No contexto da reforma sanitária brasileira, críticas à institucionalização de idosos, portadores de doenças crônicas e pessoas com deficiencias remeteram à formulação de propostas de atenção visando a manutenção dessas pessoas em seu domicílio e sua comunidade, evitando, principalmente, a hospitalização. O Programa de Acamados da Unidade de Saúde Vila Floresta do Grupo Hospitalar Conceição, em Porto Alegre - RS vem adotando essas referências e desenvolvendo ações em domicílio para grupo de pacientes selecionados. Junto a este foi desenvolvido estudo com o objetivo de identificar sua problemática e discutí-la sob a perspectiva da Terapia Ocupacional no campo da saúde comunitária.

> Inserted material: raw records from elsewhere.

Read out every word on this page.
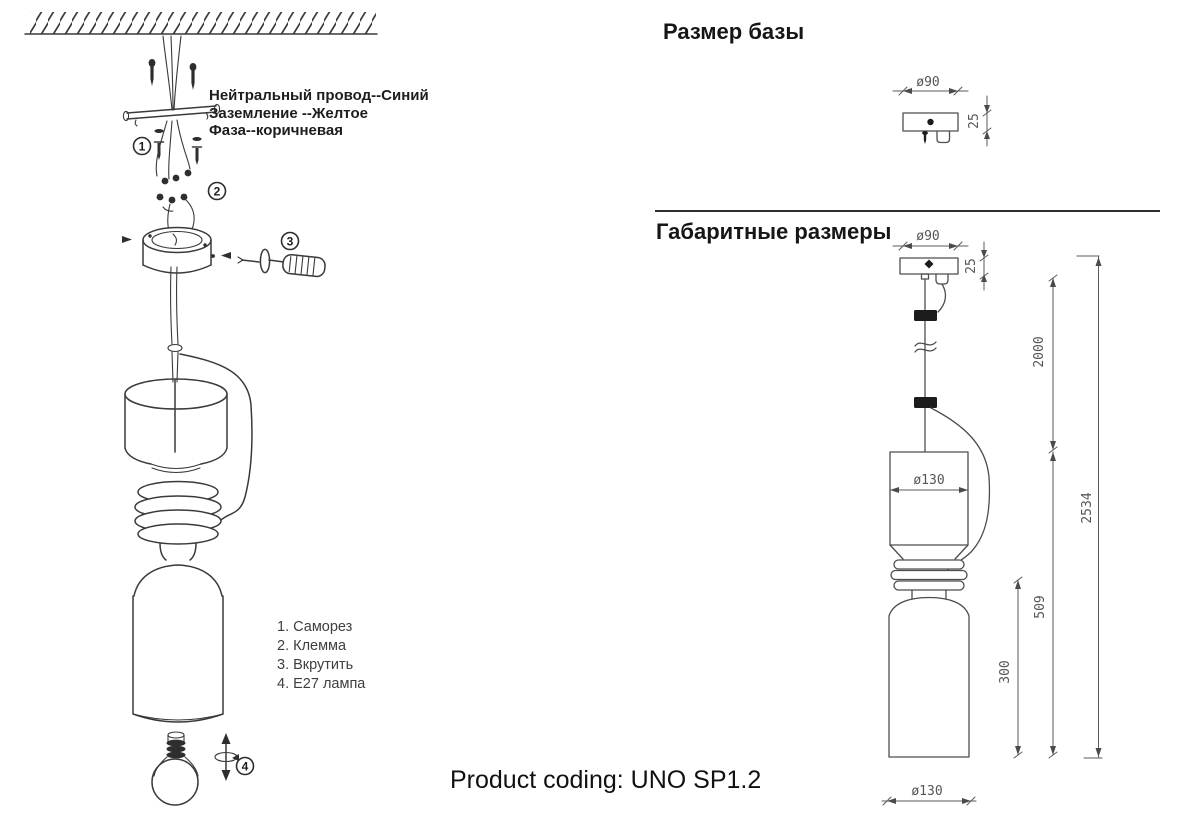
1
2
3
4
ø90
25
ø90
25
ø130
ø130
2000
509
300
2534
Нейтральный провод--Синий
Заземление --Желтое
Фаза--коричневая
1. Саморез
2. Клемма
3. Вкрутить
4. E27 лампа
Размер базы
Габаритные размеры
Product coding: UNO SP1.2
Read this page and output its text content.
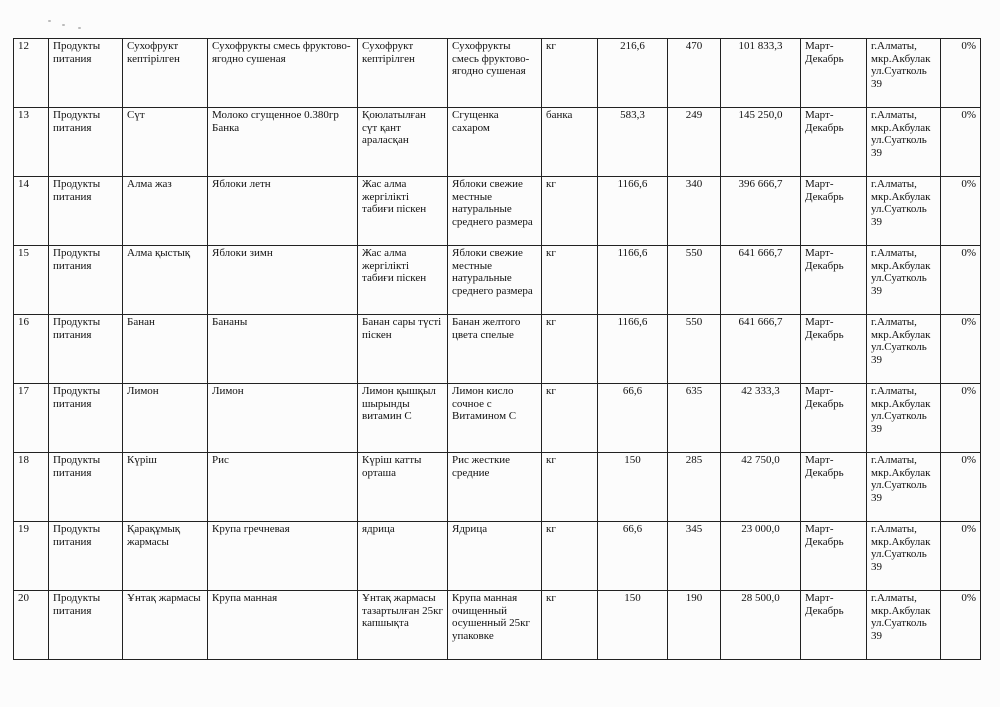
12	Продукты питания	Сухофрукт кептірілген	Сухофрукты смесь фруктово-ягодно сушеная	Сухофрукт кептірілген	Сухофрукты смесь фруктово-ягодно сушеная	кг	216,6	470	101 833,3	Март-Декабрь	г.Алматы, мкр.Акбулак ул.Суатколь 39	0%
13	Продукты питания	Сүт	Молоко сгущенное 0.380гр Банка	Қоюлатылған сүт қант араласқан	Сгущенка сахаром	банка	583,3	249	145 250,0	Март-Декабрь	г.Алматы, мкр.Акбулак ул.Суатколь 39	0%
14	Продукты питания	Алма жаз	Яблоки летн	Жас алма жергілікті табиғи піскен	Яблоки свежие местные натуральные среднего размера	кг	1166,6	340	396 666,7	Март-Декабрь	г.Алматы, мкр.Акбулак ул.Суатколь 39	0%
15	Продукты питания	Алма қыстық	Яблоки зимн	Жас алма жергілікті табиғи піскен	Яблоки свежие местные натуральные среднего размера	кг	1166,6	550	641 666,7	Март-Декабрь	г.Алматы, мкр.Акбулак ул.Суатколь 39	0%
16	Продукты питания	Банан	Бананы	Банан сары түсті піскен	Банан желтого цвета спелые	кг	1166,6	550	641 666,7	Март-Декабрь	г.Алматы, мкр.Акбулак ул.Суатколь 39	0%
17	Продукты питания	Лимон	Лимон	Лимон қышқыл шырынды витамин С	Лимон кисло сочное с Витамином С	кг	66,6	635	42 333,3	Март-Декабрь	г.Алматы, мкр.Акбулак ул.Суатколь 39	0%
18	Продукты питания	Күріш	Рис	Күріш катты орташа	Рис жесткие средние	кг	150	285	42 750,0	Март-Декабрь	г.Алматы, мкр.Акбулак ул.Суатколь 39	0%
19	Продукты питания	Қарақұмық жармасы	Крупа гречневая	ядрица	Ядрица	кг	66,6	345	23 000,0	Март-Декабрь	г.Алматы, мкр.Акбулак ул.Суатколь 39	0%
20	Продукты питания	Ұнтақ жармасы	Крупа манная	Ұнтақ жармасы тазартылған 25кг капшықта	Крупа манная очищенный осушенный 25кг упаковке	кг	150	190	28 500,0	Март-Декабрь	г.Алматы, мкр.Акбулак ул.Суатколь 39	0%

A coleta de dados foi realizada em domicílio, através de entrevistas estruturadas e observação assistemática, junto aos pacientes ou seus cuidadores. Foram abordadas as condições de vida e saúde, enfatizando elementos sócio-econômicos, ambientais e psicossociais, bem como as dificuldades de ação encontradas por esses pacientes no âmbito cotidiano. Os resultados mostraram que o grupo constitui-se predominantemente por idosos, com baixa autonomia e de autodeterminação, bem como em situação de isolamento social e riscos à saúde física e emocional. Assim, discute-se que a ação junto aos pacientes acamados requer que se construam possibilidades dos sujeitos exercitarem-se enquanto tal, ao tempo em que realizam, de fato, trocas sociais. Discute-se a necessidade de que os objetivos do programa sejam tratados de forma articulada por equipe multidisciplinar, que os recursos informais do domicílio, vizinhança e comunidade sejam ativados, e que o terapeuta ocupacional atue no sentido de construir espaços que possibilitem trocas sociais baseadas no respeito às diferenças. Dessa perspectiva, entende-se que a manutenção da qualidade de vida está estreitamente relacionada ao agir com autonomia, ainda que com as ajudas necessárias, bem como com a participação efetiva na vida familiar e comunitária.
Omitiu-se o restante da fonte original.